What might you still be able to learn about someone you love before time runs out? Tomorrow morning, and on Yom Kippur, we will read the prayer called U’netaneh Tokef. Its refrain “Who shall live and who shall die” introduces a series of couplets that describe ‘life and death issues’ – “Who shall perish by fire and who by water…who by hunger and who by thirst…who by earthquake and who by plague” – as well as ‘quality of life’ issues: “Who shall be secure and who shall be driven…who shall be tranquil and who shall be troubled.” Who knows what this new year will bring? Who will be here at this time next year? What family stories do our children and grandchildren deserve to know? What do they need to know? Whose are the voices of historic memory? Whose lives do we treasure so much that we will record their voices for posterity as a gift to their descendants?

Text messages, instant messages, Facebook, and e-mails are ways to communicate, but the best way is in person, and the next best way is hearing each other’s voices even if we cannot be together. Words have a holy aspect to them: the care with which they are used, the civility with which they are transmitted, and the ways they are treasured.

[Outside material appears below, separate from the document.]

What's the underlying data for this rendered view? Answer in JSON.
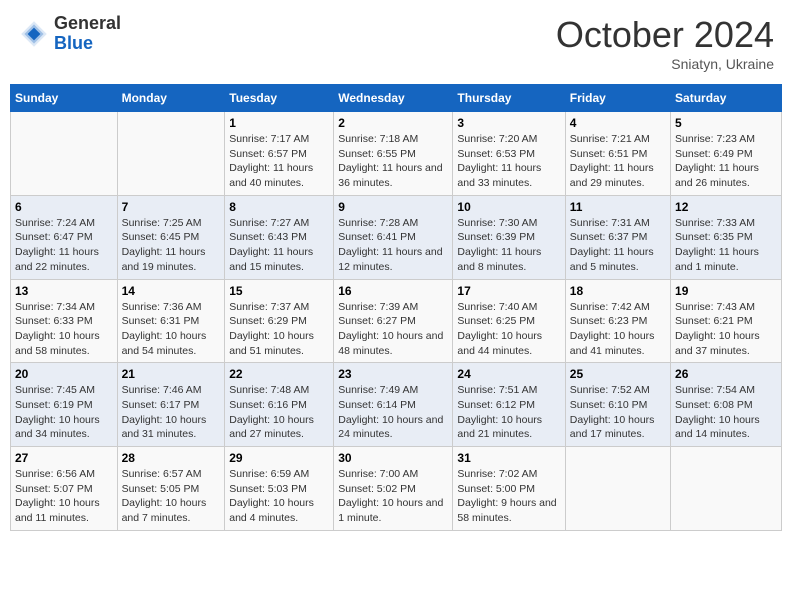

In the Book of Psalms we read, Lihm’note yah’maynu kane hohdah v’nahvee l’vahv chochmah – “Teach us to number our days that we may acquire a heart filled with wisdom” {Psalm 90:12}. This year, because time marches on, I urge you to sit down with your loved ones – grandparents and parents in particular – to record their stories replete with nostalgia, humor and personal history, so that you, as I, can hear about your family in the voices of your avote v’imahote, your own ancestors, who helped shape who you are.

Presence matters, and so too the spoken word.